Nous sommes en 1867 : trois ans plus tard, « Napoléon le petit » comme l’appelait (je crois) Victor Hugo allait voir son trône s’effondrer dans les combats de la guerre franco prussienne. Mac Mahon évacue en hâte l’Alsace, Sedan capitule, Paris est assiégé et l’empereur prisonnier. Le général « Boum Boum » a fait du bon travail…

 

Revenons en arrière : celui qui fut « le roi du Second Empire » massacre allègrement les institutions vénérables. Avec ses complices Moinaux, Meilhac, Halévy, il culbute irrévérencieusement ce qui jusque là était considéré comme sacré par les gardiens du conservatisme : en 1858, la tradition gréco-latine est carrément pulvérisée avec Orphée aux Enfers, œuvre boudée au départ par le grand public, trop peu cultivé pour en saisir toutes les allusions iconoclastes.

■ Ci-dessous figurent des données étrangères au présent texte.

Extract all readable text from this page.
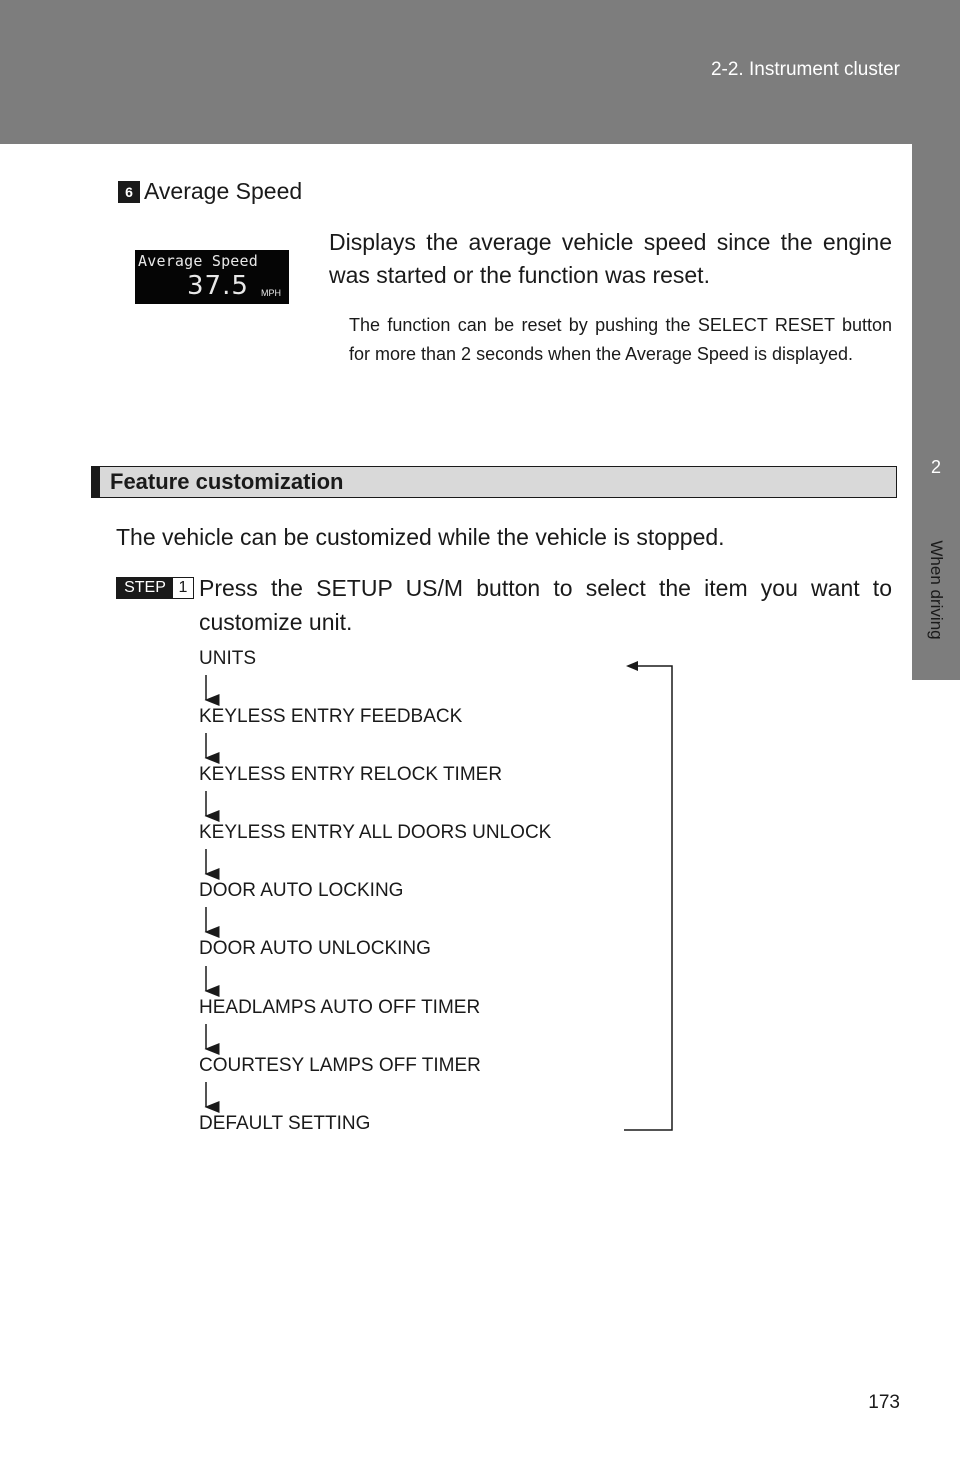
2-2. Instrument cluster
2
When driving
6 Average Speed
Average Speed
37.5 MPH
Displays the average vehicle speed since the engine was started or the function was reset.
The function can be reset by pushing the SELECT RESET button for more than 2 seconds when the Average Speed is displayed.
Feature customization
The vehicle can be customized while the vehicle is stopped.
STEP 1 Press the SETUP US/M button to select the item you want to customize unit.
UNITS
KEYLESS ENTRY FEEDBACK
KEYLESS ENTRY RELOCK TIMER
KEYLESS ENTRY ALL DOORS UNLOCK
DOOR AUTO LOCKING
DOOR AUTO UNLOCKING
HEADLAMPS AUTO OFF TIMER
COURTESY LAMPS OFF TIMER
DEFAULT SETTING
173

Mais grâce au critique Jules Janin, que Baudelaire accusait « d’être si facilement heureux, d’aimer les musiques qu’on peut entendre sans écouter et les tragédies qu’on peut commencer par le milieu » et qui terminait sa diatribe par cette sentence terrible « Vous êtes un homme heureux, voilà qui suffit pour vous consoler de toutes les erreurs », grâce donc à ce bon Jules qui s’alarma vivement des injures faites à la mythologie et déclara que cette bouffonnerie était « la profanation d’une antiquité vénérable et glorieuse », le public se rua Aux Bouffes Parisiens et s’enchanta si fort des valses, quadrilles et galops qu’il porta Offenbach au sommet de la gloire. Comme quoi, peu importe que la « publicité » soit bonne ou mauvaise, du moment qu’il y en a…

 

La Belle Hélène en 1864 s’appuiera à nouveau sur la parodie d’un mythe antique, Barbe Bleue en 1866 sur celle d’un conte fort prisé pour mettre les jeunes enfants (filles de préférence) en garde contre les méchants et contre ce vilain défaut qu’est la curiosité, Verdi en prendra plein la vue avec Monsieur Choufleuri restera chez lui qui pastiche le grand opéra, etc. Je ne vais pas tous les passer en revue, ce serait interminable.

 

Pour comprendre la portée satirique de La Grande Duchesse de Gerolstein, il faut se pencher un instant sur le régime politique du Second Empire. En décembre 1848 (année où paraît Le Manifeste communiste de Karl Marx), Louis Napoléon Bonaparte est élu président de la toute jeune Seconde République. Cette dernière n’aura pas le temps de faire de vieux os puisque le 2 décembre 1851, un coup d’Etat (préparé par des votes conservateurs et quelques subtils remaniements de la Constitution) propulse au pouvoir absolu celui qui se nommera Napoléon III. Commencent alors les déportations en Algérie, en Guyane ; Victor Hugo doit fuir à Bruxelles puis à Jersey. La presse, dont la liberté avait déjà bien été entamée, est définitivement muselée ; combinant l’autorité et le plaisir, le régime supprime la liberté du savoir (suppression des agrégations de philosophie et d’histoire), combat la lucidité (procès de Madame Bovary et des Fleurs du mal), rétablit le livret ouvrier, transforme Paris (le Baron Haussmann et ses « grands travaux ») afin d’empêcher toute possibilité de révolte, pactise avec l’aile la plus conservatrice du Catholicisme et se livre à une politique extérieure de « prestige » qui aboutit entre autres à la Guerre de Crimée, à la Guerre d’Italie, à de nombreux autres conflits et au désastre du Mexique où l’on abandonnera le frère de l’Empereur d’Autriche aux mains des guérilleros. Autant dire qu’il ne fait pas bon être soldat sous ce régime qui passe son temps à « guerroyer ».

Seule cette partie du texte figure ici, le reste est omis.